Приняв двоих посетителей, Карлыев посмотрел на часы. Как раз начинался рабочий день. Пора было звонить Ханову относительно Тойли Мергена. Если сейчас этого не сделать, потом председателя исполкома уже не застанешь, и дело опять застопорится.
– Можно? – внезапно услышал Карлыев, так и не успев дотянуться до телефона.
В дверях стоял немолодой рыхлый человек с сильно выпирающим животом, похожим на надутый бурдюк.
– Заходите, папаша.
Посетитель неторопливо подошёл к столу и, не дожидаясь предложения сесть, расположился напротив секретаря райкома с такой непринуждённостью, будто находился у себя дома. Невозмутимо разглядывая Карлыева, он плавным движением достал из кармана брюк носовой платок и принялся тщательно вытирать сначала гладко выбритую голову, а потом и толстую шею.
– Чем могу служить? – пряча нетерпение, осведомился Карлыев.
Посетитель начал издалека.
– Ваш покойный отец хорошо знал меня. Но вам моя личность, наверно, неизвестна.

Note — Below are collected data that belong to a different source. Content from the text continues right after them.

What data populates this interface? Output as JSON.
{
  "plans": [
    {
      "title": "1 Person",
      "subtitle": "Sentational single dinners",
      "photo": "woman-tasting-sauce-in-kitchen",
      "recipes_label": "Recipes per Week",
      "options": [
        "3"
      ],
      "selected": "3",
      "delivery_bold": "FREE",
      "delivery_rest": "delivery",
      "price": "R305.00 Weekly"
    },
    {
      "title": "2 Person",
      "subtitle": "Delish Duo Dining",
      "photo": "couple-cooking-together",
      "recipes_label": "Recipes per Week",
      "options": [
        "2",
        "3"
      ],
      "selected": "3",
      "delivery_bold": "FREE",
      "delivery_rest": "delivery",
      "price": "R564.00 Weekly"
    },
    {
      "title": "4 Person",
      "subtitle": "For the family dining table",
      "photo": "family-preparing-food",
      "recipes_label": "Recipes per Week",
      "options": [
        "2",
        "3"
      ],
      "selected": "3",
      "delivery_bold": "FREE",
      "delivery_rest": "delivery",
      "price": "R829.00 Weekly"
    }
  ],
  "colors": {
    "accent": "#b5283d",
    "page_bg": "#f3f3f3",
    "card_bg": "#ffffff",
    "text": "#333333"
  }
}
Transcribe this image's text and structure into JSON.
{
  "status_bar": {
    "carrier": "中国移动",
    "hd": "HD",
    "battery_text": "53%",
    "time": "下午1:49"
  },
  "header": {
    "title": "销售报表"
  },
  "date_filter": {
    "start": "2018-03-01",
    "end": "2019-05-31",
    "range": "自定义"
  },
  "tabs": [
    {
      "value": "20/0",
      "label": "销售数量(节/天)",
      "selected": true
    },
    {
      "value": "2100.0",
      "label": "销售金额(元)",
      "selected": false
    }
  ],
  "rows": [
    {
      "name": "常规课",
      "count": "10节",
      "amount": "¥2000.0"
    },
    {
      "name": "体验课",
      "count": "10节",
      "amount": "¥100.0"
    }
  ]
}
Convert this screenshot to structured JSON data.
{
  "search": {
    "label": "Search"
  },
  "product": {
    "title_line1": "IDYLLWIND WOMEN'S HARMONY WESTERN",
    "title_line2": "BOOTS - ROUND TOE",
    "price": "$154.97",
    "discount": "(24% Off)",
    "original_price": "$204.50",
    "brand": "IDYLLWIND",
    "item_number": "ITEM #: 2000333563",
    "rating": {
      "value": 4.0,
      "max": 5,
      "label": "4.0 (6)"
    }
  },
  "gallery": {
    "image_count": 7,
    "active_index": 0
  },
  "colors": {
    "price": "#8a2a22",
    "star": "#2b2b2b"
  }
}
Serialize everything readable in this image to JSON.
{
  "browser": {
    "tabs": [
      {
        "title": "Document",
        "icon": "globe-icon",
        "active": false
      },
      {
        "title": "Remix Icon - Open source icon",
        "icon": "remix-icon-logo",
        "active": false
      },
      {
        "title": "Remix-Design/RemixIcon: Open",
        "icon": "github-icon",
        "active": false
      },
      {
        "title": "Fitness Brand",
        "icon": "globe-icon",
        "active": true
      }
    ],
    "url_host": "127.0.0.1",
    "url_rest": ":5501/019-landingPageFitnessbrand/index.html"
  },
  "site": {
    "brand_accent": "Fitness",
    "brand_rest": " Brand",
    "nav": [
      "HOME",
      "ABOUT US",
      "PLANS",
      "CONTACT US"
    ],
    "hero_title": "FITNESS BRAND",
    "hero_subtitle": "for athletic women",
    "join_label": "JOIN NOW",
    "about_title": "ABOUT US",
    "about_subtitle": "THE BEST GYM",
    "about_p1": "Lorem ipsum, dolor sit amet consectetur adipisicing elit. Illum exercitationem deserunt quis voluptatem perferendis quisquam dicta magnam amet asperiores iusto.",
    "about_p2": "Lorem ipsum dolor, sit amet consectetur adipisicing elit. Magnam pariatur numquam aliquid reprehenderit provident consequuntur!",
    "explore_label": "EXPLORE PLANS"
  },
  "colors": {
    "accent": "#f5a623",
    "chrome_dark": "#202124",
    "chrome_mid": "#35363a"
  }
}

– Не беда, папаша, если у вас ко мне дело, говорите прямо.
– Зовут меня Тархан Гайип. Хоть я ещё и не утратил бодрости, но меня уже довольно давно проводили на заслуженный отдых. Конечно, и в положении пенсионера есть своя услада – можно, ни о чём не думая, лежать себе где-нибудь в тени и поглаживать живот. Но как быть, если у человека, кроме бодрости, сохранилась ещё и совесть. А вот она-то и не даёт мне покоя…
– Говорите, говорите, я вас слушаю.
– Так вот, браток, – переходя на доверительный тон, продолжал Тархан Гайип. – У вас тут должен быть один парень из дальних родственников Тойли Мергена. Бекмурадом зовут. Такой высокий, белолицый.
– А… Есть такой. Не знаю, чей он родственник, а такой парень у нас действительно есть.
– Какая у него должность?
– Он инструктором работает.
– Вот, вот!.. Точно пока не знаю, то ли это правда, то ли ложь, но вчера вечером, когда я возвращался с рыбалки, коснулась моего слуха одна новость. Вот я и зашёл проверить, верна ли она, а если окажется верна и если меня захотят выслушать, то и на совет не поскуплюсь.
– Что ж, если у вас дельный совет, будем вам только признательны.
– Говорят, вы хотите повысить этого парня, сделать его заведующим отделом, – придав таинственность голосу, продолжал посетитель. – Так ли это?.. От меня можете не скрывать – я ведь из тех, кто проливал кровь за эту землю. Даже если секрет…
– Никакого секрета тут нет, – улыбнулся Карлыев. – А вы что, думаете, он не справится, если его повысят?
– Нет, почему же, справится! Только ведь он из бурказов.
– Откуда? – не понял Карлыев.
– Из бурказов, – многозначительно пояснил Тархан Гайип. – У нас тут, на Мургабе, десятки племён. Так вот он – из бурказов… Ты-то сам из каких будешь?
Секретарь райкома недоумённо пожал плечами.
– Скрываешь, значит, – понимающе кивнул Тархан Гайип, приподняв и тут же опустив набрякшие веки.
– Честное слово, не знаю.
– Ну, если ты не знаешь, я скажу. Ты из багши. Ты самый чистокровный багши.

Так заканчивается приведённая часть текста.